FactSet Cash and cash equivalents and borrowings

Cash and cash equivalents and borrowings (Market watch)

FactSet may also need to be careful with its Goodwill since it already represents 33% of total assets. But, it is typical for S&P 500 companies to have a 30-40% percentage as they acquire more assets and businesses. Plus, it’s still below the maximum percentage of 40%, so FactSet isn’t overspending yet. Its deep value and growth remain attractive, which can generate more revenue.

Stock price valuation

FactSet’s stock price has fallen sharply since the end of the previous year. To $354.36, it has already been reduced by 26% compared to its starting price. Still, it doesn’t seem to be cheap. These measures show that the stock price is not yet fairly valued. The same goes for its close peers, making FDS the second most valuable stock on the list.

P/E ratio

P/B ratio

EV/EBITDA

set of facts

32.13

10.88

23.56

Thomson Reuters

29.23

4.29

31.17

the morning star

53.87

7.24

26.70

Tradeweb

58.02

2.99

MarketAxess

41.49

9.76

25.97

When it comes to its dividend payouts, the company remains consistent and generous.
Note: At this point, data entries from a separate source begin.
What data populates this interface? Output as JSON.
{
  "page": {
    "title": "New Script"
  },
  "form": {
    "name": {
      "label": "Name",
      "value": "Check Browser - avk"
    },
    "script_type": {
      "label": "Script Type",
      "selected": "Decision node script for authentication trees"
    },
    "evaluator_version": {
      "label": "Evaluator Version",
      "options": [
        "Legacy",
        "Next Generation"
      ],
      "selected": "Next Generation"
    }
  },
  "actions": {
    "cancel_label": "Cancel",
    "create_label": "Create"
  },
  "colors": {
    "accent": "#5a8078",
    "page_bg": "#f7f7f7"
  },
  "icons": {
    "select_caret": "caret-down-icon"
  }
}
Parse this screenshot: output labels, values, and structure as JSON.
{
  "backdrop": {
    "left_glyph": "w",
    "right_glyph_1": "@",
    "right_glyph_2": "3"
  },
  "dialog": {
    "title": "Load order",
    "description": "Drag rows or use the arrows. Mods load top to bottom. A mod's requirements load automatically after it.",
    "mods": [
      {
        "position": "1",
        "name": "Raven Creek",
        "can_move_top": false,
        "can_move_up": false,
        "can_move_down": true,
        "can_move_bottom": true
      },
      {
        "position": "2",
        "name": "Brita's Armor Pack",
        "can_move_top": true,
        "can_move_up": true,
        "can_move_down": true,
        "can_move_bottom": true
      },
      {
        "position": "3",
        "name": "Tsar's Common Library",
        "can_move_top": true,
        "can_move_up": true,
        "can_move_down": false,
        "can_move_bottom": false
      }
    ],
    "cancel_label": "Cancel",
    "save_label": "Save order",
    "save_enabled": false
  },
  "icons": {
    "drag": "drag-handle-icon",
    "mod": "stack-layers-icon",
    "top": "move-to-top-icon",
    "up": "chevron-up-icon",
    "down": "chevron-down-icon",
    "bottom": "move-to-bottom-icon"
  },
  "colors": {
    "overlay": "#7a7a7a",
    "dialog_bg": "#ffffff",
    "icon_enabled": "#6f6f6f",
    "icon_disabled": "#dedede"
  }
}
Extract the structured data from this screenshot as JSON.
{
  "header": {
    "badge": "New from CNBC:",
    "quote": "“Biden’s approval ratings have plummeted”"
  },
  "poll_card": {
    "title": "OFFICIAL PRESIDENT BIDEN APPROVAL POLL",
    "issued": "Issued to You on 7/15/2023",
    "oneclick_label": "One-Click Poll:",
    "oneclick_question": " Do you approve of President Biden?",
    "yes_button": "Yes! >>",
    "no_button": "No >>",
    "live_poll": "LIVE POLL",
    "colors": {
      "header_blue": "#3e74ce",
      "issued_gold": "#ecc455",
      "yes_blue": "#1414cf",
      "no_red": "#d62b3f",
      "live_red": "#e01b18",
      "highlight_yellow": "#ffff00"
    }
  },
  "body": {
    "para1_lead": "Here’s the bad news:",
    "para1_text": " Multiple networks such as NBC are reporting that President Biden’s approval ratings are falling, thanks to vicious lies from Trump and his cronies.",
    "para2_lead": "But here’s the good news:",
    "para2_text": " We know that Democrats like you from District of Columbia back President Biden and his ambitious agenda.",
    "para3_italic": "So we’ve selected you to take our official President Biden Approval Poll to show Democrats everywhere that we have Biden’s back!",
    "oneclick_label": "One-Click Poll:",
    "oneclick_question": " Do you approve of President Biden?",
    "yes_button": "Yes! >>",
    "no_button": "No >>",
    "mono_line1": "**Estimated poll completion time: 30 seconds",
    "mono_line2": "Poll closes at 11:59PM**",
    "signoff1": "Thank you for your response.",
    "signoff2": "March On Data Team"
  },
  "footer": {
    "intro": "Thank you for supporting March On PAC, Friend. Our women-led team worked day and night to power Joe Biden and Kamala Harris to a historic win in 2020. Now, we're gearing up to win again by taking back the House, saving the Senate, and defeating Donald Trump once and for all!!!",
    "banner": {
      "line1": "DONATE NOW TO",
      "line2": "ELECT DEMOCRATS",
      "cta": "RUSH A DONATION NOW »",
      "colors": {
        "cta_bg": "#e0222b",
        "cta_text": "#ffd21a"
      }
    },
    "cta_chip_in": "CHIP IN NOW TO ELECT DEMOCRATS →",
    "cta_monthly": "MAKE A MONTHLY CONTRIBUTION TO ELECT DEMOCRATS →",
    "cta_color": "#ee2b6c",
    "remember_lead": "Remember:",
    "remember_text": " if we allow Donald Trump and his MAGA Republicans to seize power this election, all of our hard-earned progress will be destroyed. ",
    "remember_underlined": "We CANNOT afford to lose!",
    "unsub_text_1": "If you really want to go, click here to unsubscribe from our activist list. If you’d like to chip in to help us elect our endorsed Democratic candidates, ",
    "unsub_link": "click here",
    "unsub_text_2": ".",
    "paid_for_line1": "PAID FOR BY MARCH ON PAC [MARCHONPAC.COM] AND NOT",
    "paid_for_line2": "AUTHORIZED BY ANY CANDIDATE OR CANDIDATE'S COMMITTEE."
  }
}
The amount increases by 11% on average. Additionally, he is part of Dividend Contenders as he has been paying and raising dividends for over 20 years. But, the dividend yield is only 1%, which is much lower than the S&P 500 average. To better assess the price, we can refer to the DCF model and the dividend discount model.

DCF model

FCFF $426,150,000

Cash and cash equivalents $808,000,000

Borrowings $838,000,000

Growth rate to infinity 4.8%

WACC 9.2%

Common shares outstanding 37,884,000

Share price $354.36

Derived value $288.88

Dividend discount model

Share price $354.36

Average dividend growth 0.1111541418

Estimated dividend per share $3.42

Cost of capital Equity 0.1238053439

Derived value $300.3843446 or $300.38

The value derived in both models confirms the potential overvaluation. The stock price may still be expensive even after the downward trend continues. As such, there is a potential price drop of 16-20%.

Conclusion

FactSet Research Systems Inc. is a very solid, viable and liquid company. It develops while keeping its fundamentals solid and intact. But even though it’s a strong buy for me, the price doesn’t seem cheap today. Moreover, it is not an attractive dividend stock, given the low dividend yield. The recommendation is that FactSet Research Systems Inc. is an expectation.